Keynote 2
30 Years of Perplexity
Computational linguists have been trying for decades to accurately predict the next word in running text. Why were they so determined to succeed at this strange task? How did they track their successes (and failures)? Why was the word-prediction task at the center of early statistical work in text compression, code-breaking, machine translation, and speech recognition? Will word prediction lead to artificial general intelligence (AGI)? I’ll attempt to answer these questions with formulas and anecdotes drawn from three decades of research in various fields.
by Kevin Knight
Dr. Kevin Knight served on the faculty of the University of Southern California (26 years), as Chief Scientist at Language Weaver, Inc. (9 years), and as Chief Scientist for Natural Language Processing at Didi Global (4 years). He received a PhD in computer science from Carnegie Mellon University and a bachelor’s degree from Harvard University. Dr. Knight’s research interests include machine translation, natural language generation, automata theory, decipherment of historical documents, and number theory. He has co-authored over 150 research papers on natural language processing, as well as the widely adopted textbook “Artificial Intelligence” (McGraw-Hill). Dr.

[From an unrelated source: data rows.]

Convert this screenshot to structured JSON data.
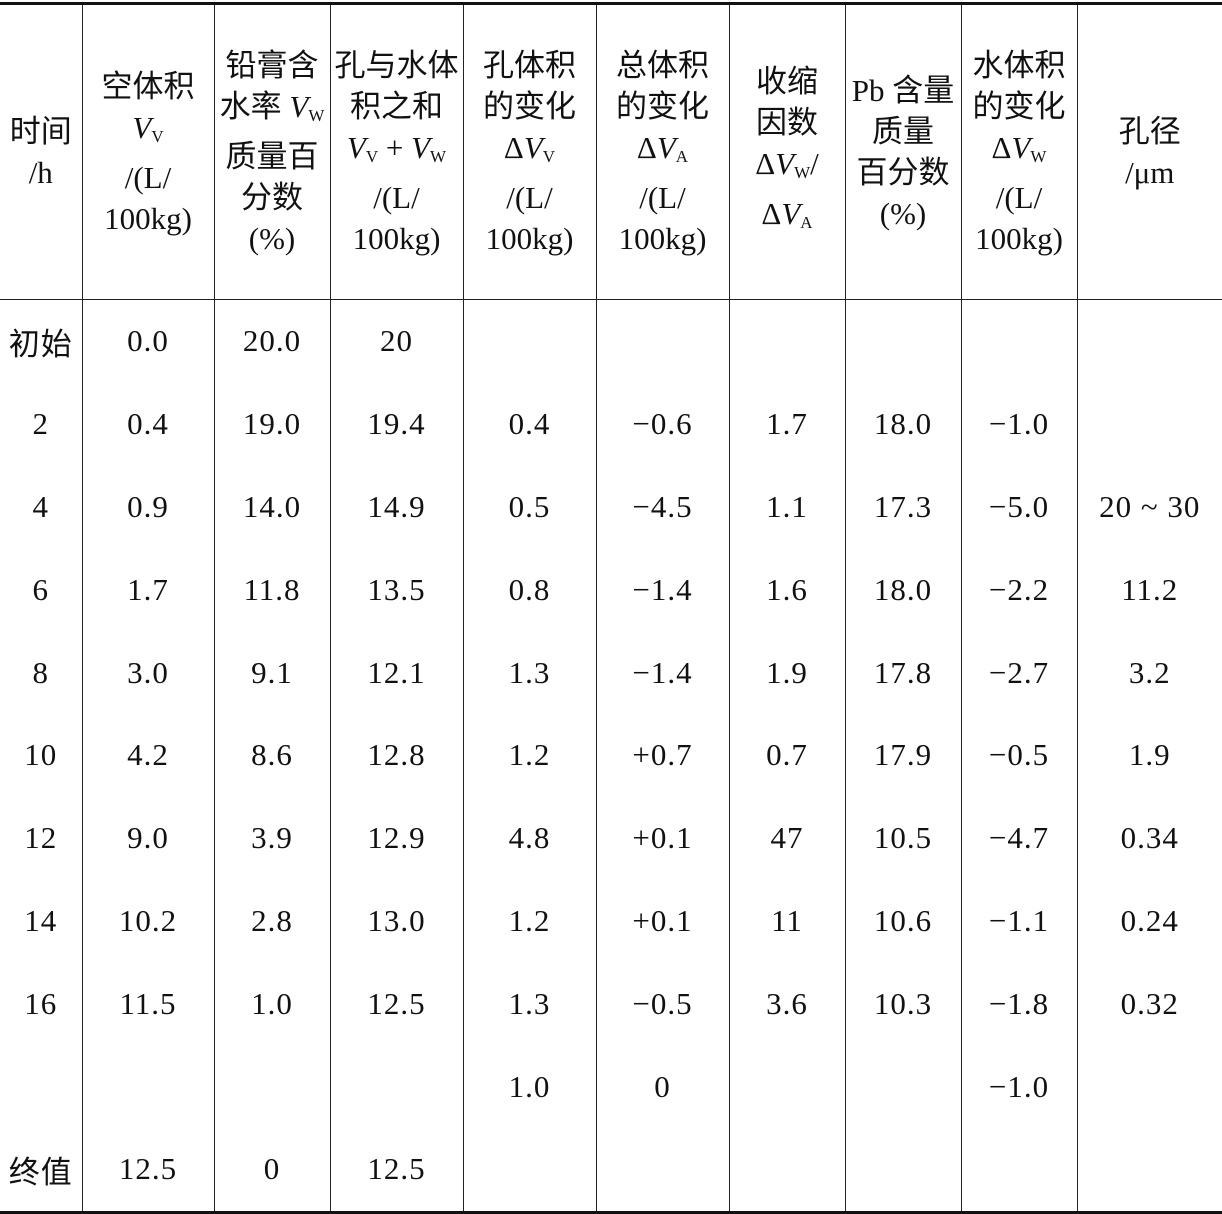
{
  "table": {
    "headers": [
      {
        "lines": [
          [
            {
              "t": "时间"
            }
          ],
          [
            {
              "t": "/h"
            }
          ]
        ]
      },
      {
        "lines": [
          [
            {
              "t": "空体积"
            }
          ],
          [
            {
              "t": "V",
              "i": 1
            },
            {
              "t": "V",
              "s": 1
            }
          ],
          [
            {
              "t": "/(L/"
            }
          ],
          [
            {
              "t": "100kg)"
            }
          ]
        ]
      },
      {
        "lines": [
          [
            {
              "t": "铅膏含"
            }
          ],
          [
            {
              "t": "水率 "
            },
            {
              "t": "V",
              "i": 1
            },
            {
              "t": "W",
              "s": 1
            }
          ],
          [
            {
              "t": "质量百"
            }
          ],
          [
            {
              "t": "分数"
            }
          ],
          [
            {
              "t": "(%)"
            }
          ]
        ]
      },
      {
        "lines": [
          [
            {
              "t": "孔与水体"
            }
          ],
          [
            {
              "t": "积之和"
            }
          ],
          [
            {
              "t": "V",
              "i": 1
            },
            {
              "t": "V",
              "s": 1
            },
            {
              "t": " + "
            },
            {
              "t": "V",
              "i": 1
            },
            {
              "t": "W",
              "s": 1
            }
          ],
          [
            {
              "t": "/(L/"
            }
          ],
          [
            {
              "t": "100kg)"
            }
          ]
        ]
      },
      {
        "lines": [
          [
            {
              "t": "孔体积"
            }
          ],
          [
            {
              "t": "的变化"
            }
          ],
          [
            {
              "t": "Δ"
            },
            {
              "t": "V",
              "i": 1
            },
            {
              "t": "V",
              "s": 1
            }
          ],
          [
            {
              "t": "/(L/"
            }
          ],
          [
            {
              "t": "100kg)"
            }
          ]
        ]
      },
      {
        "lines": [
          [
            {
              "t": "总体积"
            }
          ],
          [
            {
              "t": "的变化"
            }
          ],
          [
            {
              "t": "Δ"
            },
            {
              "t": "V",
              "i": 1
            },
            {
              "t": "A",
              "s": 1
            }
          ],
          [
            {
              "t": "/(L/"
            }
          ],
          [
            {
              "t": "100kg)"
            }
          ]
        ]
      },
      {
        "lines": [
          [
            {
              "t": "收缩"
            }
          ],
          [
            {
              "t": "因数"
            }
          ],
          [
            {
              "t": "Δ"
            },
            {
              "t": "V",
              "i": 1
            },
            {
              "t": "W",
              "s": 1
            },
            {
              "t": "/"
            }
          ],
          [
            {
              "t": "Δ"
            },
            {
              "t": "V",
              "i": 1
            },
            {
              "t": "A",
              "s": 1
            }
          ]
        ]
      },
      {
        "lines": [
          [
            {
              "t": "Pb 含量"
            }
          ],
          [
            {
              "t": "质量"
            }
          ],
          [
            {
              "t": "百分数"
            }
          ],
          [
            {
              "t": "(%)"
            }
          ]
        ]
      },
      {
        "lines": [
          [
            {
              "t": "水体积"
            }
          ],
          [
            {
              "t": "的变化"
            }
          ],
          [
            {
              "t": "Δ"
            },
            {
              "t": "V",
              "i": 1
            },
            {
              "t": "W",
              "s": 1
            }
          ],
          [
            {
              "t": "/(L/"
            }
          ],
          [
            {
              "t": "100kg)"
            }
          ]
        ]
      },
      {
        "lines": [
          [
            {
              "t": "孔径"
            }
          ],
          [
            {
              "t": "/μm"
            }
          ]
        ]
      }
    ],
    "rows": [
      [
        "初始",
        "0.0",
        "20.0",
        "20",
        "",
        "",
        "",
        "",
        "",
        ""
      ],
      [
        "2",
        "0.4",
        "19.0",
        "19.4",
        "0.4",
        "−0.6",
        "1.7",
        "18.0",
        "−1.0",
        ""
      ],
      [
        "4",
        "0.9",
        "14.0",
        "14.9",
        "0.5",
        "−4.5",
        "1.1",
        "17.3",
        "−5.0",
        "20 ~ 30"
      ],
      [
        "6",
        "1.7",
        "11.8",
        "13.5",
        "0.8",
        "−1.4",
        "1.6",
        "18.0",
        "−2.2",
        "11.2"
      ],
      [
        "8",
        "3.0",
        "9.1",
        "12.1",
        "1.3",
        "−1.4",
        "1.9",
        "17.8",
        "−2.7",
        "3.2"
      ],
      [
        "10",
        "4.2",
        "8.6",
        "12.8",
        "1.2",
        "+0.7",
        "0.7",
        "17.9",
        "−0.5",
        "1.9"
      ],
      [
        "12",
        "9.0",
        "3.9",
        "12.9",
        "4.8",
        "+0.1",
        "47",
        "10.5",
        "−4.7",
        "0.34"
      ],
      [
        "14",
        "10.2",
        "2.8",
        "13.0",
        "1.2",
        "+0.1",
        "11",
        "10.6",
        "−1.1",
        "0.24"
      ],
      [
        "16",
        "11.5",
        "1.0",
        "12.5",
        "1.3",
        "−0.5",
        "3.6",
        "10.3",
        "−1.8",
        "0.32"
      ],
      [
        "",
        "",
        "",
        "",
        "1.0",
        "0",
        "",
        "",
        "−1.0",
        ""
      ],
      [
        "终值",
        "12.5",
        "0",
        "12.5",
        "",
        "",
        "",
        "",
        "",
        ""
      ]
    ]
  }
}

Knight served as President of the Association for Computational Linguistics (ACL) in 2011, as General Chair for ACL in 2005, as General Chair for the North American ACL (NAACL) in 2016, and as co-program chair for the inaugural Asia-Pacific ACL (2020). He received an Outstanding Paper Award at NAACL 2018, and Test-of-Time awards at ACL 2022 and ACL 2023. He is a Fellow of the ACL and a Fellow of the Association for the Advancement of Artificial Intelligence (AAAI).